Continuing my analysis of the Cowboys during games against "legit" Division I opponents (Miss St, WV, KState), I have decided to look at the use and production of the much loved, but seldom seen diamond formation.
So let's cut to the chase...for clarification, I'm using only snaps where the play was actually run from that formation. No shifts or motions.
Against Mississippi State...
This was the Walsh 46 yd dash that woke up OSU's offense. Notice the line is heavy to the right, but the play goes left.
Here's the GIF of that play, courtesy of Steven Godfrey...
-was used 15 times
-2 plays nullified by penalty (both 8 yd gains by Walsh)
-13 plays for 112 yards (8.6 yds/play)
-9 rushes for 98 yards (10.9 yds/play) and 1 TD
-1-4 passing for 14 yds (Walsh threw erranlty enough to a wide open Desmond Roland at the goal line that he was not able to complete the catch on what was initially ruled a TD)
During the game, one of the announcers commented that OSU should go back to the diamond formation because it has not been stopped.
Against West Virginia
This is the infamous "check to the fade" audible that Walsh called. Notice the same formation but the opposite side of the field as the play against Mississippi State. My question here would be how many options running the ball there must be out of this set, not to mention the play action roll out pass. Walsh definitely sees the overloaded ends on both sides, but based on the DB lined up just inside the DE on the right, why not check to an inside handoff or QB sweep going left where you have the blocking advantage, and features the best part of your offensive line?
-was used 7 times (was in the formation an eighth time after the "fade" route, but motioned out of it. The announcer commented that he couldn't believe they shifted. Also couldn't believe they checked to the fade on the previous play)
-7 plays for 66 yds (9.4 yds/play)
-4 rushes for 11 yds
-2-3 passing for 55 yds and 1 TD
Against Kansas State
Here is a different alignment for the diamond, where the line doesn't go heavy to one side.
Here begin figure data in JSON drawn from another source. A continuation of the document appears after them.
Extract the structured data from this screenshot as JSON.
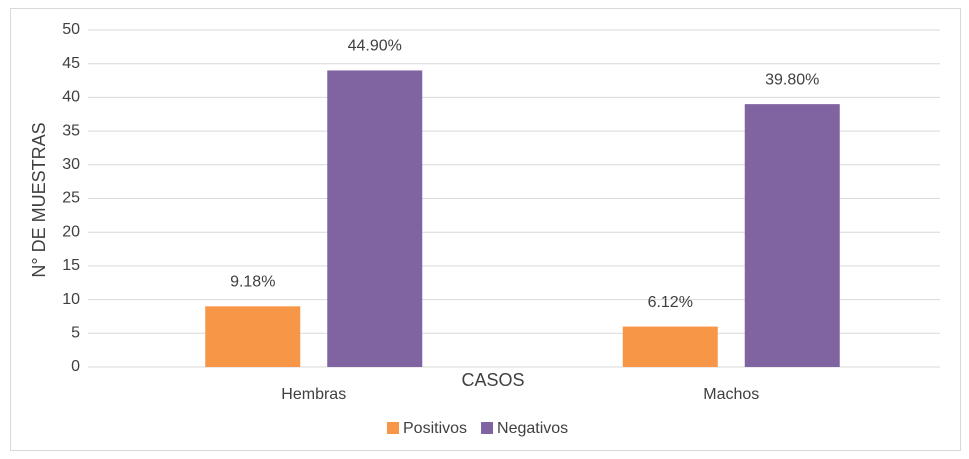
{
  "chart_data": {
    "type": "bar",
    "categories": [
      "Hembras",
      "Machos"
    ],
    "series": [
      {
        "name": "Positivos",
        "color": "#f79646",
        "values": [
          9,
          6
        ],
        "value_labels": [
          "9.18%",
          "6.12%"
        ]
      },
      {
        "name": "Negativos",
        "color": "#8064a2",
        "values": [
          44,
          39
        ],
        "value_labels": [
          "44.90%",
          "39.80%"
        ]
      }
    ],
    "x_label": "CASOS",
    "y_label": "N° DE MUESTRAS",
    "ylim": [
      0,
      50
    ],
    "yticks": [
      0,
      5,
      10,
      15,
      20,
      25,
      30,
      35,
      40,
      45,
      50
    ],
    "grid": true,
    "legend": "bottom"
  }
}
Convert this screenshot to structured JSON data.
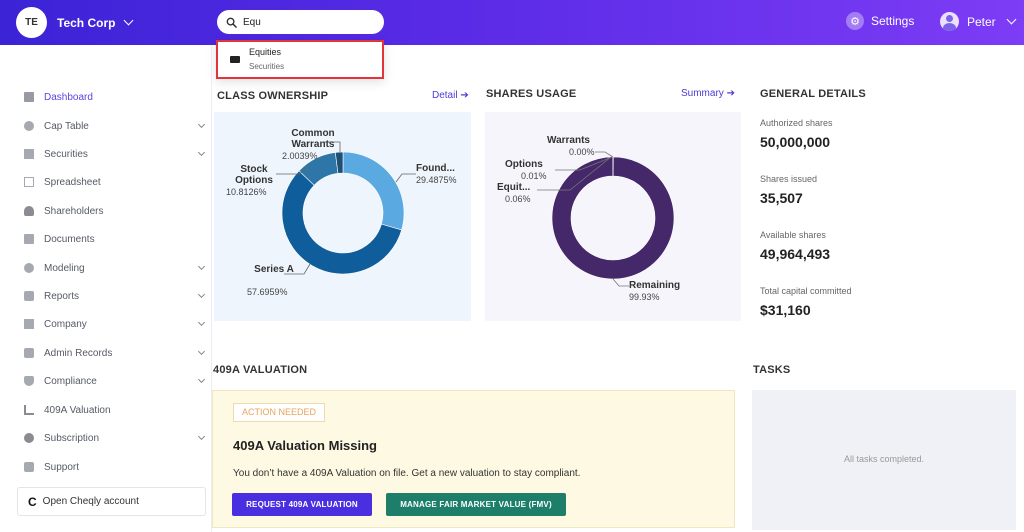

This resulted in a handoff to Smith over left tackle for 6 yards.
-was used 6 times (5 times in the first half, only 1 in the second half, and that was in a goal line situation)
-6 plays for 56 yards (9.3 yds/play)
-5 rushes for 13 yards and 1 TD
-1-1 passing for 43 yds (flea flicker)
Announcer commented that he didn't understand why OSU didn't utilize the formation more often.
-used 28 times
-26 plays for 234 yds (9 yds/play)
-18 rushes for 122 yds (6.8 yds/play) and 2 TD's
-4-8 passing for 112 yds (14 yds/a...28 yds/c) and 1 TD
The Cowboys have gone "exclusive" diamond only once, and that was the flea flicker drive in the first half against Kansas State.
When OSU has gone to the formation 3 or more plays in a row, it has not been stopped and has resulted in 3 TD's.
Seems pretty clear to me. I'll admit that OSU did just fine on the last drive against KState without it, but this just confirms for me my confusion as to why this formation isn't utilized more often during regular game situations. Announcers have stated almost every time they see it that it forces the defense to declare their coverage, usually man-to-man, yet it has been trotted out less and less each of these games. I also understand that it's about personnel, but the Cowboys have some large, physical wide receivers that could work out of this formation if you wanted to line them up in the backfield.
I'm going to leave it at that. It's up to you guys to tell me if I'm off the reservation with this.
But I have to say I would be a lot more comfortable if Yurich would talk about diamonds more than my wife.